During the treatment, causing damage is a & # 39; major cause of morbidity and mortality & # 39 ;, the researchers wrote in The BMJ.

This is defined as damage that occurs during & # 39; providing healthcare & # 39; instead of an underlying disease or injury, and can be physical, social or psychological. & # 39;

The health burden of this damage has even been compared to that of chronic diseases such as multiple sclerosis and cancer.


Surgical items that remain in patients' bodies can cause sepsis and even death.

In less serious cases, people can experience pain, discomfort and bloating.

In the US, up to 6,000 surgical instruments are left in patients' bodies every year. Of which about 70 percent are sponges and the rest are items such as clamps.

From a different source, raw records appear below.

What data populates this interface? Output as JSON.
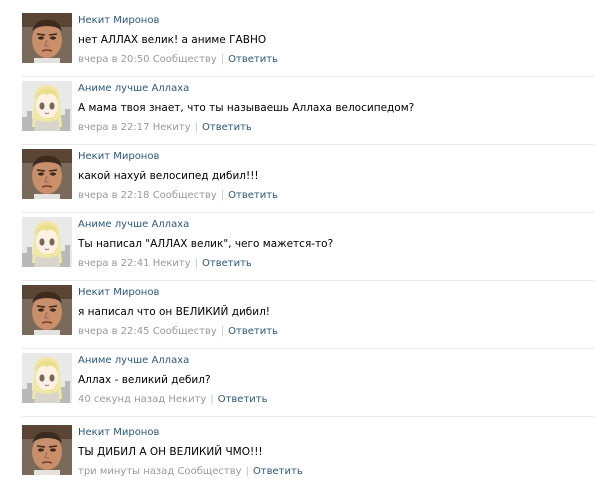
{
  "comments": [
    {
      "author": "Некит Миронов",
      "avatar": "male",
      "text": "нет АЛЛАХ велик! а аниме ГАВНО",
      "time": "вчера в 20:50",
      "target": "Сообществу",
      "reply": "Ответить"
    },
    {
      "author": "Аниме лучше Аллаха",
      "avatar": "anime",
      "text": "А мама твоя знает, что ты называешь Аллаха велосипедом?",
      "time": "вчера в 22:17",
      "target": "Некиту",
      "reply": "Ответить"
    },
    {
      "author": "Некит Миронов",
      "avatar": "male",
      "text": "какой нахуй велосипед дибил!!!",
      "time": "вчера в 22:18",
      "target": "Сообществу",
      "reply": "Ответить"
    },
    {
      "author": "Аниме лучше Аллаха",
      "avatar": "anime",
      "text": "Ты написал \"АЛЛАХ велик\", чего мажется-то?",
      "time": "вчера в 22:41",
      "target": "Некиту",
      "reply": "Ответить"
    },
    {
      "author": "Некит Миронов",
      "avatar": "male",
      "text": "я написал что он ВЕЛИКИЙ дибил!",
      "time": "вчера в 22:45",
      "target": "Сообществу",
      "reply": "Ответить"
    },
    {
      "author": "Аниме лучше Аллаха",
      "avatar": "anime",
      "text": "Аллах - великий дебил?",
      "time": "40 секунд назад",
      "target": "Некиту",
      "reply": "Ответить"
    },
    {
      "author": "Некит Миронов",
      "avatar": "male",
      "text": "ТЫ ДИБИЛ А ОН ВЕЛИКИЙ ЧМО!!!",
      "time": "три минуты назад",
      "target": "Сообществу",
      "reply": "Ответить"
    }
  ],
  "colors": {
    "link": "#2b587a",
    "meta": "#999999",
    "divider": "#e7e8ec"
  }
}
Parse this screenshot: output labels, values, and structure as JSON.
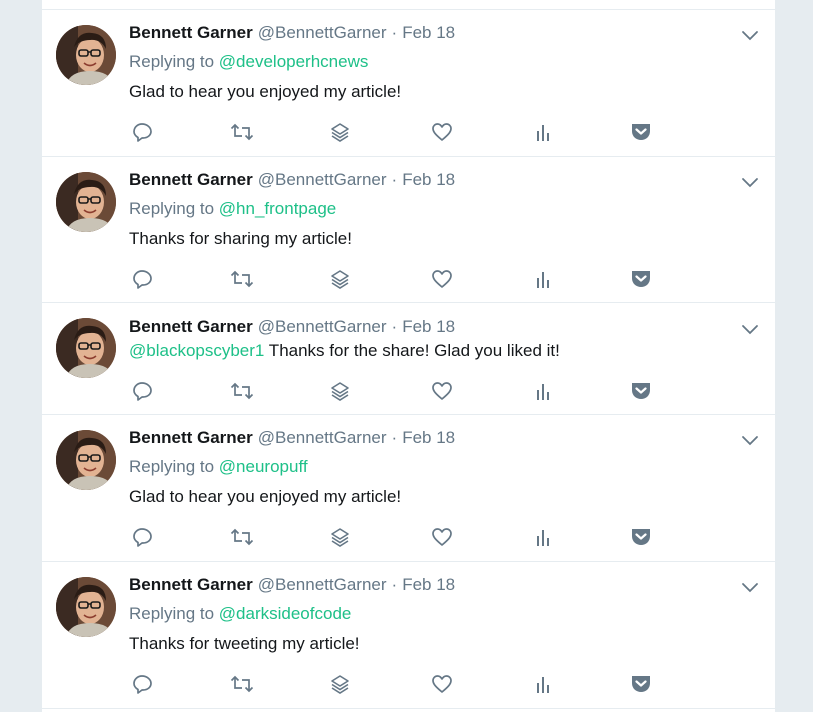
{
  "tweets": [
    {
      "name": "Bennett Garner",
      "handle": "@BennettGarner",
      "separator": "·",
      "date": "Feb 18",
      "replying_prefix": "Replying to",
      "replying_to": "@developerhcnews",
      "text": "Glad to hear you enjoyed my article!"
    },
    {
      "name": "Bennett Garner",
      "handle": "@BennettGarner",
      "separator": "·",
      "date": "Feb 18",
      "replying_prefix": "Replying to",
      "replying_to": "@hn_frontpage",
      "text": "Thanks for sharing my article!"
    },
    {
      "name": "Bennett Garner",
      "handle": "@BennettGarner",
      "separator": "·",
      "date": "Feb 18",
      "mention": "@blackopscyber1",
      "text": " Thanks for the share! Glad you liked it!"
    },
    {
      "name": "Bennett Garner",
      "handle": "@BennettGarner",
      "separator": "·",
      "date": "Feb 18",
      "replying_prefix": "Replying to",
      "replying_to": "@neuropuff",
      "text": "Glad to hear you enjoyed my article!"
    },
    {
      "name": "Bennett Garner",
      "handle": "@BennettGarner",
      "separator": "·",
      "date": "Feb 18",
      "replying_prefix": "Replying to",
      "replying_to": "@darksideofcode",
      "text": "Thanks for tweeting my article!"
    }
  ],
  "colors": {
    "link": "#1ec088",
    "muted": "#657786",
    "text": "#14171a",
    "background": "#e6ecf0",
    "icon": "#657786"
  },
  "icons": [
    "reply-icon",
    "retweet-icon",
    "layers-icon",
    "like-icon",
    "analytics-icon",
    "pocket-icon",
    "chevron-down-icon"
  ]
}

Dr. Atul Gawande, a surgeon at Brigham and Women & # 39; s Hospital, said: & # 39; In two-thirds of these cases there are (serious) consequences.

& # 39; In one case, a small sponge was left in the brain of a patient we were studying, and the patient eventually got an infection and finally died. & # 39;

Such errors are considered shockingly bad. They often become & # 39; never events & # 39; mentioned, which also relate to working on the wrong patient or part of the body.

In 2004, the Joint Commission, a not-for-profit organization based in the United States, published the Universal Protocol, which contains guidelines for reducing such never-ending events.

These recommendations mean that all medical equipment is taken into account at the end of each procedure, but this can be challenging as up to 100 sponges can be used in a single major operation.


Errors are also common in stressful situations, when changes in the operation occur suddenly or when there are many distractions.

Dr. Ana McKee, executive vice president and chief medical officer of the Joint Commission, told CNN: & # 39; If there is music in progress or ancillary conversations or someone is on the phone, it does not comply with the spirit of the Universal Protocol. & # 39;

Many hospitals in the US have switched to sponges and surgical tools with bar codes so that they can be followed electronically.

It is also expensive, with around 10 to 15 percent of healthcare costs going to & # 39; healthcare-related patient damage & # 39; the researchers wrote.

In English hospitals, only six specific types of preventable damage cost the equivalent of more than 2,000 GPs or 3,500 nurses annually.


Not all injuries that occur during treatment can be avoided. For example, a patient may receive a response to a drug even after its dose has been carefully calculated.

To uncover the true burden of preventable harm in healthcare, the researchers analyzed 70 other studies.

These had a total of 337,025 patients and were performed over a 19-year period.

The studies measured accidents that occurred as & # 39; a direct consequence of the care provided rather than the underlying disease of the patient & # 39 ;.

Most defined patient damage as preventable if it had a clear cause and could be avoided in the future, such as through better drug management.


The results showed that treatment-related damage affected 12% of the study participants.

Six percent of this was considered preventable.

The researchers therefore concluded that & # 39; half of the patient's damage can be prevented & # 39 ;.

Almost half (49 percent) of the cases were related to drug errors, while & # 39; accidents & # 39; for operations, 23 percent consisted of incidents and infections for 16 percent, the New scientist reported.

In general, half of the cases were classified as mild, while a third was moderate and 12 percent severe.

The damage usually occurred in surgical or intensive care units and was least likely in midwifery.

The researchers claimed their results & # 39; confirm that preventable patient injury is a serious problem in the medical care institutions & # 39 ;.

This was supported by experts from the London School of Economics and Harvard Medical School in a linked editorial.

They said that the revision & # 39; serves as a reminder of the extent of medical damage in health systems, and, more importantly, draws attention to how much potential is preventable. & # 39;

However, the researchers emphasize that the studies differed in how they assessed damage, which may have influenced the accuracy of the results of their review.


Future research should look at how the assessment and recording of these events can be improved, they add.